Le propos de cette chorégraphie on ne peut plus figurative se prétend engagé. Alors oui, l’engagement c’est bien joli sauf que… Quand on décide d’user de l’art pour éclairer, il y a plutôt intérêt à élever le débat par l’artistique au risque de tout mélanger, et de tout perdre. Ici, on voudrait nous faire comprendre que le culte du corps parfait, omniprésent dans nos sociétés occidentalisées, est une plaie des plus nuisibles au bien-être identitaire.
Admettons que le propos de départ, certes largement rebattu, ait encore un intérêt. Il reste qu’il aurait fallu accéder par l’excellence, recourir à quelques ingéniosités et faire montre d’originalité pour permettre à ce constat indiscutable de recouvrer sa nécessité.

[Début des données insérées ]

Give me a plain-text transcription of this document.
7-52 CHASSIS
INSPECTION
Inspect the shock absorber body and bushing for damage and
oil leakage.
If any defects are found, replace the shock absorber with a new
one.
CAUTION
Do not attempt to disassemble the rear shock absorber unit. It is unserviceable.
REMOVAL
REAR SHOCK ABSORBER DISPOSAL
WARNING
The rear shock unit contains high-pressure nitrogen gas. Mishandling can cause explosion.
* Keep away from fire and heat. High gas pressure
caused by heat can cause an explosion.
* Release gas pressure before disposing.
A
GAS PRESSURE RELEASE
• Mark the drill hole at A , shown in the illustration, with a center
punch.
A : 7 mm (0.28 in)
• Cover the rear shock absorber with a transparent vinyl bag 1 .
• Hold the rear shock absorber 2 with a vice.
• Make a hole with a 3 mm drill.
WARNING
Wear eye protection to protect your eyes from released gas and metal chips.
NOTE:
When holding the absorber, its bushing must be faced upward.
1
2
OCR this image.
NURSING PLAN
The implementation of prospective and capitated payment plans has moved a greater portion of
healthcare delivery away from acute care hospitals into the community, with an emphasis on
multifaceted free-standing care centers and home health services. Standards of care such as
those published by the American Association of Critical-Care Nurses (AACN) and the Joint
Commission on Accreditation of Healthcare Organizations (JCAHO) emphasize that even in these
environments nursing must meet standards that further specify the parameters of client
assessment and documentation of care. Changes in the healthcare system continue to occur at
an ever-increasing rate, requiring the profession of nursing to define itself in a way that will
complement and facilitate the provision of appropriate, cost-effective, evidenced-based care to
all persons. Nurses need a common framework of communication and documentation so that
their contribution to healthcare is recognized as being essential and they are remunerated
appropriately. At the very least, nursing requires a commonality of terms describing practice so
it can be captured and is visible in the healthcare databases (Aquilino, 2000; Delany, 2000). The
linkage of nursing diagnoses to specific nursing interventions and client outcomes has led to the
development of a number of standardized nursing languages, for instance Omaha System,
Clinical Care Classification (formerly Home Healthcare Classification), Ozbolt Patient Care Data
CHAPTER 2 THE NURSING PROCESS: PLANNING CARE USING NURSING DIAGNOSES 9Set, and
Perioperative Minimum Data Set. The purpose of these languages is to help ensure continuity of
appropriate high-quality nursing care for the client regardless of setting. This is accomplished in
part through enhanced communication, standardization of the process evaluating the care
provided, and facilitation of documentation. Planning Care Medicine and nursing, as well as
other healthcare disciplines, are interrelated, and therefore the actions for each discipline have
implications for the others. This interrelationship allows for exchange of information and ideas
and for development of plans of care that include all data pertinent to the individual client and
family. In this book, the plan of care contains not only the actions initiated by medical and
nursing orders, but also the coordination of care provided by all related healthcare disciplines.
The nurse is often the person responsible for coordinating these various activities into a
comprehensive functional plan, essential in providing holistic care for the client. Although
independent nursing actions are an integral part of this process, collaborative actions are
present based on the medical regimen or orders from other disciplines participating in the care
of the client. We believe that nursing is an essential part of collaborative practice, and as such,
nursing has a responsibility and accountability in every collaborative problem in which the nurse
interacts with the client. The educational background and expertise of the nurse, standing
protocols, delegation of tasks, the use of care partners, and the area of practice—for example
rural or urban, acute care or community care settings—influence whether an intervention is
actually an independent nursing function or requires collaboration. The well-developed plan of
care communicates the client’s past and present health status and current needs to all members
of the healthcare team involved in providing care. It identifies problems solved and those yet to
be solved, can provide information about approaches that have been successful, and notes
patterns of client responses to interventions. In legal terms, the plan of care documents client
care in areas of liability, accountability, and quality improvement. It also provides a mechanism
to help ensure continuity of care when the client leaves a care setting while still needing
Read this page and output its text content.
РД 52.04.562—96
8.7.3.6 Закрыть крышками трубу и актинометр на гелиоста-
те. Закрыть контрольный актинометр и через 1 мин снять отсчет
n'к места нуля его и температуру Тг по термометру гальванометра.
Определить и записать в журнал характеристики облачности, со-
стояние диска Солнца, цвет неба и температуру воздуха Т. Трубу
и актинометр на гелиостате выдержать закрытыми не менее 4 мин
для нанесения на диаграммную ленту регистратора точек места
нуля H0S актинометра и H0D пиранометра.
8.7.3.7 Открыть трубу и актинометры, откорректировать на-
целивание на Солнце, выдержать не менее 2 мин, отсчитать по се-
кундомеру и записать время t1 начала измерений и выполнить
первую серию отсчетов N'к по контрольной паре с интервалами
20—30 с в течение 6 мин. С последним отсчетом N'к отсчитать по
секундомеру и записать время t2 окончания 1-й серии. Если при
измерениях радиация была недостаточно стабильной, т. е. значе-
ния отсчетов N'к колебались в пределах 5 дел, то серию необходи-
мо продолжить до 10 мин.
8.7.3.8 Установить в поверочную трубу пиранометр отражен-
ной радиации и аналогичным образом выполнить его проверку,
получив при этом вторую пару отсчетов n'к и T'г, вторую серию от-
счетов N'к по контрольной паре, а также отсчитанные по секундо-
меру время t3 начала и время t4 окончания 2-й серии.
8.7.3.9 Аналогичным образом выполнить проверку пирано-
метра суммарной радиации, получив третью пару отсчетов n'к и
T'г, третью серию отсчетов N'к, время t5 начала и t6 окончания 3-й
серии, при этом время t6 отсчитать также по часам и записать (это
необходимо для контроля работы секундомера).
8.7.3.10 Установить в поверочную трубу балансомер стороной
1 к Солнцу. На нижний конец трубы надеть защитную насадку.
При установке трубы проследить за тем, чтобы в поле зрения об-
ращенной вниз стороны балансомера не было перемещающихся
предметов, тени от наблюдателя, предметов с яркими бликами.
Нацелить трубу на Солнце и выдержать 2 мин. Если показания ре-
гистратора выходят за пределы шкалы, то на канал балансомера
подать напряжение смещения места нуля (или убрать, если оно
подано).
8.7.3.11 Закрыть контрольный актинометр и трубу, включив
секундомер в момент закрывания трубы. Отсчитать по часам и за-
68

La scène, transformée en salle de gymnastique, nous donne a voir les déambulations et articulations hasardeuses de danseurs, dont on se demande s’ils ne se retrouvent pas là par imposture. De bout en bout on attend, ennuyé, que le geste artistique advienne, histoire de donner un sens à toutes ses improvisations en venant les contrebalancer. Il semble qu’au lieu de dénoncer, ou révéler, cette « chorégraphie » tombe dans l’écueil de l’arroseur s’arrosant.
On aurait attendu, que recourant à des danseurs n’ayant pas grand-chose à voir avec Ken ou Barbie, on finisse par nous les grandir en gestes, minimes ou puissants, pour révéler l’aberration de la recherche d’un corps modelé comme référent unique du beau. Au lieu de cela, à force de nous montrer un gros danseur s’essoufflant au « steppe »… A force de nous le révéler rampant complaisant vers un idéal musculaire et s’échouant un peu partout à la manière d’une baleine hébétée, on nous laisse croire que le ridicule c’est d’être un gros plein de soupe, et forcément bête avec ça ! Si l’intégration de clichés pour un temps, peut être une étape nécessaire à l’illustration d’une idée, on s’étonne que 1000 départs de muscles nous assomme carrément, à coup de stéréotypes bas de gamme que l’art ne vient jamais relever. Aussi, on ne s’attardera pas sur l’insertion d’un contenu vidéo facile, dont on comprend qu’il n’est utile que pour oser la pluridisciplinarité, histoire d’inscrire cette chorégraphie dans les normes de ce qui pourrait appartenir à l’un des caractères d’un lit commun à la création contemporaine.
Hela Fattoumi et Eric Lamoureux signent là une création bien ennuyeuse … Au sortir de 1
000 départs de muscles, on ne peut que s’interroger franchement sur la nomination de ces deux là, à Chaillot et plus encore à la tête du Centre Chorégraphique National de Caen ! Avec eux, l’émotion ne parvient pas, et la danse se meurt en devenant le prétexte à un discours somme toute banal.
Christine Sanchez
Une chorégraphie d’Héla Fattoumi et Eric Lamoureux, produite par le Centre Chorégraphique National de Caen.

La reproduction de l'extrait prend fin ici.